Na prática, o acordo permite que empresas exportadoras passem a vender com menos impostos ou até tarifa zero em diversos casos, aumentando a competitividade dos produtos sul-mato-grossenses frente a concorrentes de outros países.
O principal impacto ocorre no agronegócio, que concentra a maior parte das exportações do estado. Produtos como soja, carne bovina, carne de frango, açúcar e etanol estão entre os mais beneficiados. A União Europeia é um mercado que exige padrões sanitários e ambientais rigorosos, mas também paga mais por produtos que atendem a esses critérios, o que favorece produtores e indústrias já adaptados.
Outro setor diretamente atingido é o de celulose, com forte presença em Mato Grosso do Sul. A redução de tarifas amplia a competitividade internacional e pode elevar o volume exportado, especialmente diante da demanda constante do mercado europeu.

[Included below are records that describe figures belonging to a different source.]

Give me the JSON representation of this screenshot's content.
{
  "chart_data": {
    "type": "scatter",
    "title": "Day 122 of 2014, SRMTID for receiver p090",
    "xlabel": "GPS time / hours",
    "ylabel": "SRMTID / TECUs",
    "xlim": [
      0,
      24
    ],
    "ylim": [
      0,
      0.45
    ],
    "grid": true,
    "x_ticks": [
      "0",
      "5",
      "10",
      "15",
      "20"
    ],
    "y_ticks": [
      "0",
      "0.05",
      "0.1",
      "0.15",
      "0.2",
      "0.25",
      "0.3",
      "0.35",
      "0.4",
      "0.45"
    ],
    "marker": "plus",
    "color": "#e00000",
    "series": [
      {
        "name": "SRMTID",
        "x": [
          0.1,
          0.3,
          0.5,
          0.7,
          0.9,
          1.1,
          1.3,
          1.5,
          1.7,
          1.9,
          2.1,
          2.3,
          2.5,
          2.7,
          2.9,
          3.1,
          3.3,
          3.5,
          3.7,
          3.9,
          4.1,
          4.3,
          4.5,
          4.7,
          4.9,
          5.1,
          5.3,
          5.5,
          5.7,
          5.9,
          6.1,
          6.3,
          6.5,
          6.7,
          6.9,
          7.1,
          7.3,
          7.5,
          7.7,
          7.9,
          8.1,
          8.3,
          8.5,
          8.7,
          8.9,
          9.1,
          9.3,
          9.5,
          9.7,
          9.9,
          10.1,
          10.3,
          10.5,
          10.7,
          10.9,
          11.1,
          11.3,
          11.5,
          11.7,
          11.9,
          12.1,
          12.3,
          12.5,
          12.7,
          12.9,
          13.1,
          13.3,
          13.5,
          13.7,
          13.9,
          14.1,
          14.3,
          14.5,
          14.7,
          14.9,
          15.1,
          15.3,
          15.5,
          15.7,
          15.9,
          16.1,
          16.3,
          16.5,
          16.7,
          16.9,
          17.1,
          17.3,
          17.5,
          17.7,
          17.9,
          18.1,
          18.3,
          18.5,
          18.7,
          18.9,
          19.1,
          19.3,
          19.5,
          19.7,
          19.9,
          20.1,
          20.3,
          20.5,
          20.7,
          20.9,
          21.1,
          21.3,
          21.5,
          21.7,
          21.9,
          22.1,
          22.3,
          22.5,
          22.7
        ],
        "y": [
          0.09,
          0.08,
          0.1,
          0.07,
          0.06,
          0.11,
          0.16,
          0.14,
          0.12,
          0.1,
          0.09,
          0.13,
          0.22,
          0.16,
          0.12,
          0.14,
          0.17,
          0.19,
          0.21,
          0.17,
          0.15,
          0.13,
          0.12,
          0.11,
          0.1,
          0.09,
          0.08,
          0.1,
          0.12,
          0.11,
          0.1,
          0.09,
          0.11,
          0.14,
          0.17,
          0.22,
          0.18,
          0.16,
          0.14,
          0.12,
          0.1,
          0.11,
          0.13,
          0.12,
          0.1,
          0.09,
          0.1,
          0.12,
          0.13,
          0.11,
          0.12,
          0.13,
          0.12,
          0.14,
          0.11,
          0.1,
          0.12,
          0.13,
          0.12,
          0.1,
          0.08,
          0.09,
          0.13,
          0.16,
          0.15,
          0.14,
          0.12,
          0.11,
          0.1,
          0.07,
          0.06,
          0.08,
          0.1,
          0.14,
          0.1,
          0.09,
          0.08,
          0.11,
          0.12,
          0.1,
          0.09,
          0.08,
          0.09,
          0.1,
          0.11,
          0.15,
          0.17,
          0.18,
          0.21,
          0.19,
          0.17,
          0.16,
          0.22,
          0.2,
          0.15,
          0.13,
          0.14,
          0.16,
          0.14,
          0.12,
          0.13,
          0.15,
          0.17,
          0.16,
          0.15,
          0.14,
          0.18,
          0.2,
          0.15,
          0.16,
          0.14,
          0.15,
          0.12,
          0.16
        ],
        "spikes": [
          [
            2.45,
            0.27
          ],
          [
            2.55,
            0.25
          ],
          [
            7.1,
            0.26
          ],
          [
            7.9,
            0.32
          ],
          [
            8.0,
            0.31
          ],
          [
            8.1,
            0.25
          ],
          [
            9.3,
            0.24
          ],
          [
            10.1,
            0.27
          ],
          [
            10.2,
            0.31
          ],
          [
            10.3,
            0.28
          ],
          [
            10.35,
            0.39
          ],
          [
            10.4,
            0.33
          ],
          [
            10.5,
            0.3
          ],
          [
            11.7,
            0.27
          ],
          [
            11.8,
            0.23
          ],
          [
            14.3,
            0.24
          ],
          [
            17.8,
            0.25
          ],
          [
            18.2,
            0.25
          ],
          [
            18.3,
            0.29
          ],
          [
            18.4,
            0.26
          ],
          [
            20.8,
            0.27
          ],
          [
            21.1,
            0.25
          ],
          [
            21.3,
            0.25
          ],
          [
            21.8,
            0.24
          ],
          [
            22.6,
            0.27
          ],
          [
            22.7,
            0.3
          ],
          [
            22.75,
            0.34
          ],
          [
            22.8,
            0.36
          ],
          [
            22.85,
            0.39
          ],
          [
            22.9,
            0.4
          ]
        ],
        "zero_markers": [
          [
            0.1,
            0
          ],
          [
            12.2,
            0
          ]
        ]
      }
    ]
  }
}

Além dos setores diretamente exportadores, o acordo também tende a movimentar a cadeia econômica ligada ao comércio exterior, incluindo transporte, logística e armazenagem. Com maior fluxo de exportações, a expectativa é de aumento na circulação de recursos dentro do estado.
Empresas de maior porte e que já atuam no comércio internacional devem sentir os efeitos primeiro. Isso ocorre porque já possuem estrutura logística, certificações e adaptação às exigências do mercado europeu. Para essas, o ganho tende a vir na forma de aumento de margem ou expansão de vendas.
Por outro lado, pequenas e médias empresas ainda enfrentam obstáculos para acessar esse mercado. Entre os principais desafios estão as exigências técnicas e ambientais da União Europeia, os custos de certificação e a necessidade de adequação de processos produtivos. Também há indicativos de que parte das empresas do interior ainda não está plenamente informada sobre como aproveitar os benefícios do acordo.
Apesar da abertura comercial, o ganho não é automático. Para exportar ao mercado europeu, é necessário cumprir uma série de requisitos que vão além da redução de tarifas. Sem essa adequação, empresas não conseguem acessar o novo cenário criado pelo acordo.
Mato Grosso do Sul entra nesse contexto com vantagem por já ser um estado exportador, especialmente no agronegócio e na produção de celulose. No curto prazo, o crescimento tende a ser puxado por esses setores. No médio prazo, a expectativa é de expansão mais ampla, conforme outras empresas se adaptem às exigências do mercado europeu.